I’ve put these as optional costs because not every Staffy owner needs or uses these services. But if you choose to use them, the costs can be pretty steep in some cases.
- Dog training classes
- Socialisation classes
- Boarding kennels
- Dog walkers
- Doggy Day Care
Where to Buy a Staffy Puppy
One of the top breeders is the best place to get your Staffy puppy. That might mean travelling a distance from your home, and you must make the trip several times. But as we have already discussed earlier, buying a puppy from a highly reputable breeder is the only way you can guarantee the health of the puppy and its parents.
In addition, top breeders provide many other advantages, including a money-back guarantee or at least a replacement puppy.

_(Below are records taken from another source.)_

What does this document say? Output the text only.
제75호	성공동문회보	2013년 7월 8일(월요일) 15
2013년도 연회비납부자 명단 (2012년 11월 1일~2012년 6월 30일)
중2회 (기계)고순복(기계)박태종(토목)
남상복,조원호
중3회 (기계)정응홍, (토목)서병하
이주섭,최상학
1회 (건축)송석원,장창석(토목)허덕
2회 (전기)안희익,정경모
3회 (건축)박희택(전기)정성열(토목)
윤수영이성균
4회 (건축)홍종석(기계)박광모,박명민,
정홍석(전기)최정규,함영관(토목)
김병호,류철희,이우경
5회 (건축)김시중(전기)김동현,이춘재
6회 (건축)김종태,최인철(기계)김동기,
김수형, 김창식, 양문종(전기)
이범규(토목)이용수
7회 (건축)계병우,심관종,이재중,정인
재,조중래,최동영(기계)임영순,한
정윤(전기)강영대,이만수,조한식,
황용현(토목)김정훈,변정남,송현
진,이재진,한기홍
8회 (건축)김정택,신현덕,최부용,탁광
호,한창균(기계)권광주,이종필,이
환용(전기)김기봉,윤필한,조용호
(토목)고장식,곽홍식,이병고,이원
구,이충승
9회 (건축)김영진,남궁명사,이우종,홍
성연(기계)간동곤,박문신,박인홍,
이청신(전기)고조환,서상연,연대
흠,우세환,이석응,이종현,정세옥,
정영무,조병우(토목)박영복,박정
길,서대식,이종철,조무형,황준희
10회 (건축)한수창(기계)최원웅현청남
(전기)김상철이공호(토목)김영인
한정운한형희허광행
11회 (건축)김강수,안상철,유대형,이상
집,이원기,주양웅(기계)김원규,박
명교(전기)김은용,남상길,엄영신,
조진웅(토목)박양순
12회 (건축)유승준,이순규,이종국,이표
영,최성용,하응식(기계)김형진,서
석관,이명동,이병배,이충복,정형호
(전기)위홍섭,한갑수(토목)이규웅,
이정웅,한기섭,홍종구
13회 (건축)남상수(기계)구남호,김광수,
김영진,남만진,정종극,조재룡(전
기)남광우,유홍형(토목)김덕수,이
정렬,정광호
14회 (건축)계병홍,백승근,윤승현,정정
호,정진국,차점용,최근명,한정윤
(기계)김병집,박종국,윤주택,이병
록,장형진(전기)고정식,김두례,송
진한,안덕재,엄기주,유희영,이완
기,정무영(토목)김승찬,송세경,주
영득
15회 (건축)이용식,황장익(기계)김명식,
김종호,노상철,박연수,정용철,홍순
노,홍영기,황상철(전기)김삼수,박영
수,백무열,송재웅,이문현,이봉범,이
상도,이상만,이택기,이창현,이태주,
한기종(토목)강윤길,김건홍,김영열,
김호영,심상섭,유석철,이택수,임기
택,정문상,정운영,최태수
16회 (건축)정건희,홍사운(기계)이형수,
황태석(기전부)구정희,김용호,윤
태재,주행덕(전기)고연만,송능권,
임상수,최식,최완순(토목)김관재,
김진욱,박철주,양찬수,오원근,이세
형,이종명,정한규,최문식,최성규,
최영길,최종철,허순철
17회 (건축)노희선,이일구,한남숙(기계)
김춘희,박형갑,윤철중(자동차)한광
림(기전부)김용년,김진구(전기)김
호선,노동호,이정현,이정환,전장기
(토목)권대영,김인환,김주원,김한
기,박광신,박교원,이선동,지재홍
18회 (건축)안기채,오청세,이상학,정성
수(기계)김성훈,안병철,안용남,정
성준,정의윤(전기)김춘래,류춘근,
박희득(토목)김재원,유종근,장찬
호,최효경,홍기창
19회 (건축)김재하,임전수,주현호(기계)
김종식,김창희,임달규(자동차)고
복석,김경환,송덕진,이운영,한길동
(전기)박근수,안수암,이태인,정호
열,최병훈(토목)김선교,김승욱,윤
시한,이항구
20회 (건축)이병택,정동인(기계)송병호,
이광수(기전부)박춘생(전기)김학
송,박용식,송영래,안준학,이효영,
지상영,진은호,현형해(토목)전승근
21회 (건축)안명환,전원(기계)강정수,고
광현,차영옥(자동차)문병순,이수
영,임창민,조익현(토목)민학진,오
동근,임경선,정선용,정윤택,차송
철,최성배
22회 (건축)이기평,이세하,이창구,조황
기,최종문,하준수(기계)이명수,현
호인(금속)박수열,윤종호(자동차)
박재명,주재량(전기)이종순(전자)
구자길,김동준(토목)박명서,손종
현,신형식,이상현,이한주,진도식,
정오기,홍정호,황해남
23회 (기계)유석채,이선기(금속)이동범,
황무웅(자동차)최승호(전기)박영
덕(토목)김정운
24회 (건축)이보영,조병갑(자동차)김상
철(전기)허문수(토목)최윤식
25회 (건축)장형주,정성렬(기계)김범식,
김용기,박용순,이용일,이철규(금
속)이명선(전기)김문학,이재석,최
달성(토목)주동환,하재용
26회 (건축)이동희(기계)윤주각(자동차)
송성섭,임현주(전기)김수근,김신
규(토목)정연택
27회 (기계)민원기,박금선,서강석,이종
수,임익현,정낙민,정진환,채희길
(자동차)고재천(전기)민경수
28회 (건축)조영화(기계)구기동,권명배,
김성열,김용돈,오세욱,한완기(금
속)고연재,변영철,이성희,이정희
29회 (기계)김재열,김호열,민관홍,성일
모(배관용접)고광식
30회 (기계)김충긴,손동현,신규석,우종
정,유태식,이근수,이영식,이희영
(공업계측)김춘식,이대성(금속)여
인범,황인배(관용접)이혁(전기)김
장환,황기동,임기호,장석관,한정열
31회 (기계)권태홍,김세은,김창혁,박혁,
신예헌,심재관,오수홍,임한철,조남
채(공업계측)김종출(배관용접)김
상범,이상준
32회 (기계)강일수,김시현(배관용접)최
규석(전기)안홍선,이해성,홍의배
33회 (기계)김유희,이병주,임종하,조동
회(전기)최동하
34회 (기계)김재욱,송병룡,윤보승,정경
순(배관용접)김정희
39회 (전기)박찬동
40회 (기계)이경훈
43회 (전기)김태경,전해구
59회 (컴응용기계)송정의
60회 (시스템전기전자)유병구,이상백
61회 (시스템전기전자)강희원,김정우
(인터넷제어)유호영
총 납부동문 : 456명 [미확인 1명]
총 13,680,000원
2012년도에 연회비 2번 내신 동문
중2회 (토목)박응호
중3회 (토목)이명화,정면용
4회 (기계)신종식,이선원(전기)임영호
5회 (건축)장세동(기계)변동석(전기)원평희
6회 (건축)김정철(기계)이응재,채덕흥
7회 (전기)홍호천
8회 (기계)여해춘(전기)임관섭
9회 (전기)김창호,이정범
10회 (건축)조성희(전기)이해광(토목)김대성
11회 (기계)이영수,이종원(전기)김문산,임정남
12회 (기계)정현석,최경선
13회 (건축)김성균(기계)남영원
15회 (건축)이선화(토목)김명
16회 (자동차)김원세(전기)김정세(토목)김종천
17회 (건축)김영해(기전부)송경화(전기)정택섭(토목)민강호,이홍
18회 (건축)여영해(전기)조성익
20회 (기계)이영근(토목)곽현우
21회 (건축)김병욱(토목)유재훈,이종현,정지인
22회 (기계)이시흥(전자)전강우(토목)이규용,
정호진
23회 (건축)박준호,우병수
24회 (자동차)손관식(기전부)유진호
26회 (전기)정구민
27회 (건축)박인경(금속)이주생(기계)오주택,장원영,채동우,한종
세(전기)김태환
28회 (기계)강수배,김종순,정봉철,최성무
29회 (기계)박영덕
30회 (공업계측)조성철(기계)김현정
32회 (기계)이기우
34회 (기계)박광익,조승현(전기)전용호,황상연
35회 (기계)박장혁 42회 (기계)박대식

Where NOT to Buy a Staffy Puppy
The most obvious places to avoid are puppy mills, pet shops and market stalls. None of these places will offer you a genuinely healthy puppy. Yes, they might be cheaper, but you’ll end up paying a fortune in vet bills. Your puppy has a real chance of dying early, and the grief it causes is not worth saving a few hundred pounds on the Staffordshire Bull Terrier cost.
Adopting a Staffy is a brilliant alternative way to buying a puppy. You know what you’re getting; the Staffy comes neutered or spayed, fully vaccinated and wormed.
Even though the number of Staffies is high in dog shelters, you can’t just walk in and out with a dog. There are plenty of procedures before the shelter accepts you as a dog owner.
Their first priority is to the dog, and most of these dogs have been through enough trauma that the shelter doesn’t want to put them through anymore by sending them away with the wrong owners.